National Interagency Fire Command, which coordinates the activities of federal firefighting resources from its headquarters in Boise, Idaho, reports another 10,000 federal firefighters working in California, with 400 plus engines, 50 helicopters and National Guard C-130’s from Sacramento, Charlotte, Cheyenne, and Colorado Springs.

There are so many fast-moving fires, that they often travel through local fire districts in just a day – sometimes hours. Factor in crews and apparatus from city and county departments that protect areas along the coast, including Carmel, Monterey, San Luis Obispo, Santa Barbara City and County, and dozens of volunteer agencies, and the total number of working firefighters easily totals 50,000.

It’s been some time since the nation has stood at Level 5 Firefighting Preparedness, and firefighters and resources from as far away as Delaware and Puerto Rico have arrived to serve on the frontlines.

One firefighter safety watchdog group claims that the Federal firefighting system is understaffed. At the start of the season, only 2/3s of the US Forest Service's 275 engines were staffed.

"The federal fire system is imploding in California. They are crossing their fingers and just hoping they get through the season without a disaster," said Casey Judd, who represents government firefighters from five agencies through the Federal Wildland Fire Service Association.

In an interview with the Monterey County Herald, Judd notes that the US Forest Service is 500 firefighters short of its 5,000-member allotment for the Central California region.
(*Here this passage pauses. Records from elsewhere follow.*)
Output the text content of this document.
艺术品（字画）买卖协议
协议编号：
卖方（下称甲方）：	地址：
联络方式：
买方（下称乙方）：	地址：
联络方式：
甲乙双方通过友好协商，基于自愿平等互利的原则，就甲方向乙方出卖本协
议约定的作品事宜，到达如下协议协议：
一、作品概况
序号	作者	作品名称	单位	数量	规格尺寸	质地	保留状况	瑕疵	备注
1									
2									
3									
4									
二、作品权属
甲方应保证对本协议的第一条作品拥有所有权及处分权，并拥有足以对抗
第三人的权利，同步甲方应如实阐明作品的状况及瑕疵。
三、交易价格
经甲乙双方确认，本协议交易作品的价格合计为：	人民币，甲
He argues that Federal firefighters are working alongside CalFire and Municipal colleagues for less money, so many seasonal firefighting personnel stay home and work at odd jobs.
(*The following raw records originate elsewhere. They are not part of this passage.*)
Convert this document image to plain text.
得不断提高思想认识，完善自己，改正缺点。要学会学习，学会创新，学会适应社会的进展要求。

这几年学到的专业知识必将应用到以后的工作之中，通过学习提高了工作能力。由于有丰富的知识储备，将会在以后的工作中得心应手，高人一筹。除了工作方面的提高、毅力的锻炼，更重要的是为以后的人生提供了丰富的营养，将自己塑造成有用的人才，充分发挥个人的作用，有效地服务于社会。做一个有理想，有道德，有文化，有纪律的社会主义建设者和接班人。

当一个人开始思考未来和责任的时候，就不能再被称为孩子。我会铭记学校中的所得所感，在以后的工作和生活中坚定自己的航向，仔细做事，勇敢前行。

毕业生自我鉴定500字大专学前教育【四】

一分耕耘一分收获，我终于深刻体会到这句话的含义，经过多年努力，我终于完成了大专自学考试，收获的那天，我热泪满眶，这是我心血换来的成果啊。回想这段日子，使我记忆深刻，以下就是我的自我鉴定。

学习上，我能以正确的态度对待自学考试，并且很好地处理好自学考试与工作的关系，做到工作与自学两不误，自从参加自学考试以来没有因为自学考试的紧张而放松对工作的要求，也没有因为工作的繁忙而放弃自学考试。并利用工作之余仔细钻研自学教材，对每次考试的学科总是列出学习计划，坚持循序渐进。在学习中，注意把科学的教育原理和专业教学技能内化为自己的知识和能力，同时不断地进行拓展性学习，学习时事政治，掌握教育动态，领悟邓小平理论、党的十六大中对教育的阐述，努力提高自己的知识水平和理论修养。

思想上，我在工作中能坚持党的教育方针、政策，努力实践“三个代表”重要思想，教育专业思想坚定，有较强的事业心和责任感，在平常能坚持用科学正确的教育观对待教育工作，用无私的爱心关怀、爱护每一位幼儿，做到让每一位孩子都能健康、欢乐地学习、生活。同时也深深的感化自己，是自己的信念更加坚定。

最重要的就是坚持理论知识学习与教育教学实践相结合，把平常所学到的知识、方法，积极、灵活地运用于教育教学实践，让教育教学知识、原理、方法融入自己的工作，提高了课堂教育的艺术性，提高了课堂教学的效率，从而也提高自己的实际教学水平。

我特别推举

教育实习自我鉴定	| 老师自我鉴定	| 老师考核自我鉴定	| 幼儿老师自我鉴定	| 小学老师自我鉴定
With Level 5 staffing already in place – compared to last season’s 2 or 3 at the height of the San Diego fires – both federal and state government will need to consider additional outsourcing, and red-card training of out-of-state municipal crews. Such needs become extremely critical when you combine current conditions with the strong potential for wildfires in populated areas of southern California, which have not yet begun to burn.
So here's an invitation to firefighters nationwide to train for their red card and vacation in sunny California.



firefighter08 said...

Hey Lou - As a former firefighter, none of this should be a surprise to you. You could start a daily column about fire in CA.
I live in Malibu and have written a novel about wildland firefighters and am a wildland fire expert.
We have had some ferocious fires here every year. Each year the fires are coming earlier, getting worse, and lasting longer. Soon CA will have a full 12 month fire season. (Our Governator just discovered this fact last week)
Each year we hear, "unusually dry season, low rainfall, etc." That's the norm! The fire services are doing all they can, but there is still a terrible loss of property. There are several basic issues-
>Accumulated brush which hasn't burned in 20+ years and forests infested with diseased trees
> Increased development on the urban-wildland interface
> Power poles over weighted with fiber-optic cable which come down in the wind.
>Everyone everywhere expecting full fire protection at no cost
>Climate changes
>Lunatics who think it would be fun to set something on fire.

It aint gonna be pretty
Kurt Kamm

Lou Angeli said...

Hi Kurt,

Many thanks for your expert commentary. Just a note, I should be receiving my copy of the book in the next 48 hours. Looking forward to the read.